Dyrektor kieleckiego WORD, Agnieszka Kuś zapewnia, że na razie w pracy są wszyscy egzaminatorzy. Jak mówi, część oczekiwań protestujących pozostawia pewne wątpliwości.
– Nie ze wszystkim przedstawionymi postulatami się zgadzam. Nie do końca rozumiem jak zależność pracownicza miałaby uniemożliwiać pełną obiektywność i ocenę poziomu umiejętności zdającego. Tylko egzaminatorzy mają możliwość wystawiania takiej oceny i nikt jej nie podważa. Jeżeli jest skarga to wpływa ona za pośrednictwem dyrektora WORD-u do marszałka województwa. Pracodawca nie ma żadnego wpływu na decyzję egzaminatora – mówi.

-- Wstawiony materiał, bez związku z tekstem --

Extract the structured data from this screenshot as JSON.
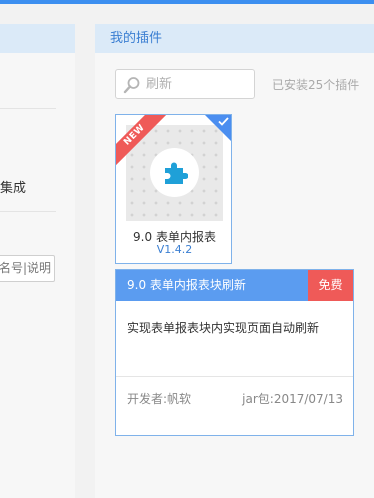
{
  "colors": {
    "accent": "#3c8ff0",
    "header_bg": "#dbeaf8",
    "title_blue": "#3b7fd2",
    "detail_header": "#5b9cf0",
    "free_badge": "#ef5a58",
    "new_ribbon": "#ef5a58"
  },
  "left_panel": {
    "text_fragment": "集成",
    "button_label": "名号|说明"
  },
  "right_panel": {
    "title": "我的插件",
    "search": {
      "placeholder": "刷新",
      "icon": "search-icon"
    },
    "installed_count": "已安装25个插件",
    "plugin_card": {
      "ribbon": "NEW",
      "name": "9.0 表单内报表",
      "version": "V1.4.2",
      "icon": "puzzle-icon",
      "selected": true
    },
    "detail": {
      "title": "9.0 表单内报表块刷新",
      "badge": "免费",
      "description": "实现表单报表块内实现页面自动刷新",
      "developer": "开发者:帆软",
      "jar": "jar包:2017/07/13"
    }
  }
}
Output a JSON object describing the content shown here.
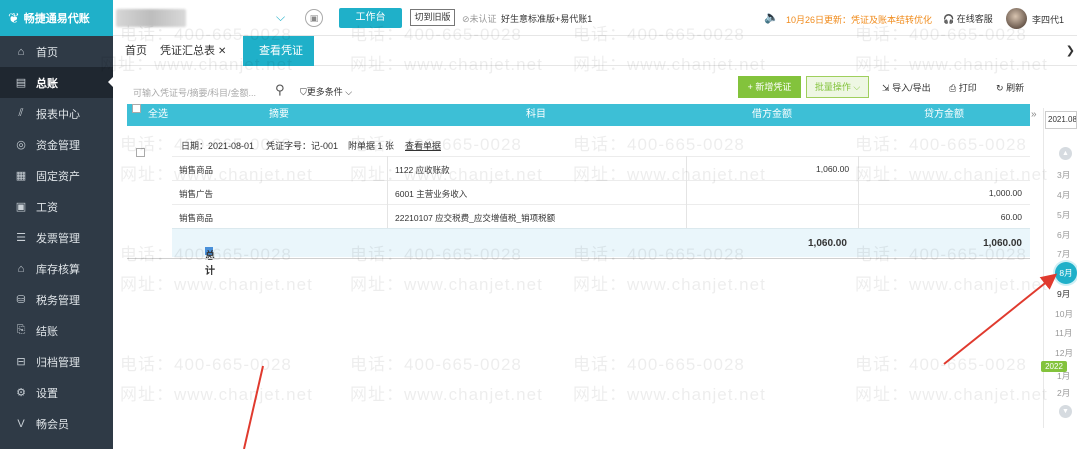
{
  "topbar": {
    "logo_text": "畅捷通易代账",
    "workbench_label": "工作台",
    "old_version_label": "切到旧版",
    "unverified_label": "未认证",
    "company_name": "好生意标准版+易代账1",
    "notice_text": "10月26日更新：凭证及账本结转优化",
    "support_label": "在线客服",
    "username": "李四代1"
  },
  "sidebar": {
    "items": [
      {
        "label": "首页",
        "icon": "home-icon"
      },
      {
        "label": "总账",
        "icon": "ledger-icon"
      },
      {
        "label": "报表中心",
        "icon": "report-icon"
      },
      {
        "label": "资金管理",
        "icon": "fund-icon"
      },
      {
        "label": "固定资产",
        "icon": "asset-icon"
      },
      {
        "label": "工资",
        "icon": "salary-icon"
      },
      {
        "label": "发票管理",
        "icon": "invoice-icon"
      },
      {
        "label": "库存核算",
        "icon": "inventory-icon"
      },
      {
        "label": "税务管理",
        "icon": "tax-icon"
      },
      {
        "label": "结账",
        "icon": "checkout-icon"
      },
      {
        "label": "归档管理",
        "icon": "archive-icon"
      },
      {
        "label": "设置",
        "icon": "gear-icon"
      },
      {
        "label": "畅会员",
        "icon": "member-icon"
      }
    ],
    "active_index": 1
  },
  "tabs": [
    {
      "label": "首页"
    },
    {
      "label": "凭证汇总表"
    },
    {
      "label": "查看凭证"
    }
  ],
  "toolbar": {
    "search_placeholder": "可输入凭证号/摘要/科目/金额...",
    "more_conditions": "更多条件",
    "new_voucher": "+ 新增凭证",
    "batch_ops": "批量操作",
    "import_export": "导入/导出",
    "print": "打印",
    "refresh": "刷新"
  },
  "table": {
    "headers": {
      "select_all": "全选",
      "summary": "摘要",
      "account": "科目",
      "debit": "借方金额",
      "credit": "贷方金额"
    },
    "voucher": {
      "date": "日期：2021-08-01",
      "voucher_no": "凭证字号：记-001",
      "attachments": "附单据 1 张",
      "view_docs": "查看单据"
    },
    "entries": [
      {
        "summary": "销售商品",
        "account": "1122 应收账款",
        "debit": "1,060.00",
        "credit": ""
      },
      {
        "summary": "销售广告",
        "account": "6001 主营业务收入",
        "debit": "",
        "credit": "1,000.00"
      },
      {
        "summary": "销售商品",
        "account": "22210107 应交税费_应交增值税_销项税额",
        "debit": "",
        "credit": "60.00"
      }
    ],
    "total": {
      "label": "总计",
      "debit": "1,060.00",
      "credit": "1,060.00"
    }
  },
  "month_picker": {
    "year_value": "2021.08",
    "months": [
      "3月",
      "4月",
      "5月",
      "6月",
      "7月",
      "8月",
      "9月",
      "10月",
      "11月",
      "12月",
      "1月",
      "2月"
    ],
    "selected": "8月",
    "next_year": "2022"
  },
  "watermark": {
    "phone": "电话：400-665-0028",
    "site": "网址：www.chanjet.net"
  },
  "colors": {
    "brand": "#1fb0c9",
    "sidebar_bg": "#2f3a46",
    "green": "#83c33c",
    "notice": "#f08b1c",
    "arrow": "#e03a2e"
  }
}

Agnieszka Kuś przyznaje, że sytuacja finansowa egzaminatorów nie jest dobra i dyrektorzy WORD-ów są w pełni tego świadomi.
– Problemy z finansami są związane m.in. z demografią, co przekłada się na spadek liczby egzaminów, ale też ze wzrostem kosztów utrzymania infrastruktury. Wiadomo, że każdy chce zarabiać więcej. Jednak taka forma protestu, która polega na złym traktowaniu naszych klientów – przyszłych kierowców, nie powinna mieć miejsca. To są ludzie, którzy poświęcają swój czas oraz pieniądze i powinni być prawidłowo obsłużeni – dodaje dyrektor WORD.
Zgodnie z informacjami przekazanymi przez Agnieszkę Kuś, obecnie nie ma planów, by egzaminy na prawo jazdy w Kielcach miał być wstrzymane. Sytuacja jednak może ulec zmianie, ponieważ z każdym dniem kolejne ośrodki ruchu drogowego dołączają do protestu.